A national campaign to curb mounting food waste in China is feeding speculation that the supply outlook is worse than the government admits and fuelling warnings food could become another front in the worsening US-China rivalry.
President Xi Jinping started the “Operation Empty Plate” drive in mid-August to address what he called “shocking and distressing” waste, prompting a nationwide push to comply reminiscent of the Mao era.
The aggressive campaign has spooked many on social media, who are asking whether it indicates deeper problems.
China is among the world’s biggest food producers and consumers, with nearly 1.4 billion mouths to feed.
But heavy flooding this year in the Yangtze River basin – the source of most of China’s rice – has destroyed huge swathes of farmland, while coronavirus lockdowns earlier this year upset supply chains.
Swine fever outbreak
Meanwhile, the domestic pork industry is still recovering from a devastating African swine fever outbreak that killed or forced the culling of 100 million pigs.
These add to longer-term problems such as dwindling arable land and an exodus of people from rural farming regions to cities.
China has increasingly filled the food gap with imports, but trade and political disputes have dramatically soured relations with three of its most important food suppliers – the United States, Canada and Australia.
Repeated “all-is-well” official pronouncements and promises of a bumper 2020 grain crop have only fuelled suspicion.
“Some people are beginning to speculate whether there is a shortage of domestic food this year… in fact, there is no need to worry,” said a report released on August 17 by the Chinese Academy of Social Sciences, a top state-run think-tank.
But the report added that China’s “food shortfall” will increase in coming years unless major agricultural reforms are undertaken, and state media have reported that grain farmers – banking on rising future prices – are hoarding stocks, which is crimping market supplies.
China’s resources “are not enough to support the upgrading of our entire food consumption structure”, Li Guoxiang, a researcher with the academy’s Rural Development Institute, said.
“Improving living standards have indeed raised requirements and the challenges facing our entire food and agricultural production picture.”
Big meals are ingrained in Chinese culture – typically involving multiple dishes to impress guests or woo business partners.
But consumption is soaring along with living standards.
And prices are rising rapidly, with food inflation jumping more than 13% on-year in July, having surged more than 11% in June and 15.5% in May.
The prevalence of obesity – once almost unheard of in China – increased more than three-fold in 2004-2014, according to government figures.
China is estimated to waste enough food annually to feed a country the size of South Korea, and conspicuous consumption has fuelled the popularity of bizarre livestream phenomena in which viewers watch people binge-eat.
The food-waste drive has underscored the striking ability of Xi – the focus of a growing personality cult – to motivate millions with a word.
Diners nationwide are being urged to order less, the binge eaters are going to ground, and some buffet restaurants are making customers pay deposits that are forfeited if they leave food.
People are also being encouraged to inform on each other.

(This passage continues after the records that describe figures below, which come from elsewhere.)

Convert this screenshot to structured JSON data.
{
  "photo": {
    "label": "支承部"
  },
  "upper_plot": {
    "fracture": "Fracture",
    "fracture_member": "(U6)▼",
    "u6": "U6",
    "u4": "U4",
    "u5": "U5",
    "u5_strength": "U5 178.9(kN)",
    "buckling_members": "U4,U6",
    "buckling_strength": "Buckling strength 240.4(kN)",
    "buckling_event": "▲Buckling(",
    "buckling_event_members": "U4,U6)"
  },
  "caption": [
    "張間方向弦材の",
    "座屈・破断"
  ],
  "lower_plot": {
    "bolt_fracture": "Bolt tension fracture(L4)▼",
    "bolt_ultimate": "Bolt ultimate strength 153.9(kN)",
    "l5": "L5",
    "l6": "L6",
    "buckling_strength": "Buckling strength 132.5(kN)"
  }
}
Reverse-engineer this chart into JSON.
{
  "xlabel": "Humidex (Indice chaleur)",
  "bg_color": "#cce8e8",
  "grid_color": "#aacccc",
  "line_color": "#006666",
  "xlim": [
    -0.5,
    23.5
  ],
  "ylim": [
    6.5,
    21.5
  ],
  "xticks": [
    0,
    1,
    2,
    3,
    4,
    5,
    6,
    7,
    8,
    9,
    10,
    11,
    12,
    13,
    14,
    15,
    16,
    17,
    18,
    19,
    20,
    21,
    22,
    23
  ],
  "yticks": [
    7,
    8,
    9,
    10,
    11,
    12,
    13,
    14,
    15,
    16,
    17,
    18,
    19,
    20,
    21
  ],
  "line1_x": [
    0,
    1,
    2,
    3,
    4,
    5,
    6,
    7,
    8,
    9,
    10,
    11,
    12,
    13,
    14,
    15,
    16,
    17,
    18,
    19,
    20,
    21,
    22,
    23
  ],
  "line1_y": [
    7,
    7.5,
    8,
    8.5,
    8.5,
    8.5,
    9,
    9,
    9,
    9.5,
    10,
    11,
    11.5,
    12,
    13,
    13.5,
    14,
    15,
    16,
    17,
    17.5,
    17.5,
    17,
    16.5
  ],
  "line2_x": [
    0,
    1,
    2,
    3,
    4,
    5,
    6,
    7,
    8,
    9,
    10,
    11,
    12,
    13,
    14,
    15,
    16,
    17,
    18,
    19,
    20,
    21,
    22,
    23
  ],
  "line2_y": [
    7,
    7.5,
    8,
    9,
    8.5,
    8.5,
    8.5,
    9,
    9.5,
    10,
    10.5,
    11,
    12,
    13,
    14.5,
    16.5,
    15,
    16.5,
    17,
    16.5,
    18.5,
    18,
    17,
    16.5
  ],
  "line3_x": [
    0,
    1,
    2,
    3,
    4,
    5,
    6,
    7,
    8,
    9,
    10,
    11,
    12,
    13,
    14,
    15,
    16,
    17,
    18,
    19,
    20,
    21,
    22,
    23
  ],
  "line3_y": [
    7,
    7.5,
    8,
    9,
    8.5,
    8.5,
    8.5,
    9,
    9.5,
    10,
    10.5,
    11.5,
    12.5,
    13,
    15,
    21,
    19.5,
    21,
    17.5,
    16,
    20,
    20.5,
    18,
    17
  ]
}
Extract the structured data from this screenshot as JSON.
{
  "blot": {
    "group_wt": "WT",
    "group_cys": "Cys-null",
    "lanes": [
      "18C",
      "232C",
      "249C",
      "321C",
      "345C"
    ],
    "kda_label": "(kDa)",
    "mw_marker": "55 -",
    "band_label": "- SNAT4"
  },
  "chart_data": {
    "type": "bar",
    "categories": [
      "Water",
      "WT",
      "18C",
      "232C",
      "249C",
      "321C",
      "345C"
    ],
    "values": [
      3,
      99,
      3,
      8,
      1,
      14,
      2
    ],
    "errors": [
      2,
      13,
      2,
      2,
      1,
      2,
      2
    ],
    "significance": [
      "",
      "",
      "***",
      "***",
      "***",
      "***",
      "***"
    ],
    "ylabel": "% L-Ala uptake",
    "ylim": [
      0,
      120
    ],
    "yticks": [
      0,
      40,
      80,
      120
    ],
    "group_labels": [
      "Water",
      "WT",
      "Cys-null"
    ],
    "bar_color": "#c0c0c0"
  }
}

An AFP journalist in Shanghai watched as a confrontation developed in a coffee shop this week after a woman called out another customer for leaving behind a nearly intact sandwich.
China’s policy options are limited, experts say, as subsidising domestic farmers could violate World Trade Organisation rules and anger trading partners such as the US.
Likewise, the reduced-waste drive will probably have “less impact than everyone thinks”, said Rosa Wang, a Shanghai-based analyst with agro-consulting company JCI China.
She said the pandemic had already dramatically cut consumption as households opted for more economical home cooking because of lockdowns or for safety reasons.
That leaves mainly imports, but China is already the world’s biggest food importer, leaving it vulnerable to trade pressure, and has ramped up imports of grain and other items this year, partly to comply with a tentative US-China trade deal.
Increased Chinese imports, however, could potentially crimp world supplies and drive up prices.
In the long term, China needs aggressive steps to protect arable land from development and improve farmers’ lives to keep them on the land, said the academy’s Li.
Otherwise, it will become increasingly vulnerable to outside forces that “will have an adverse impact on the stability of our imports”, he added.
This page was upgraded on January 31, 2022 for style purposes.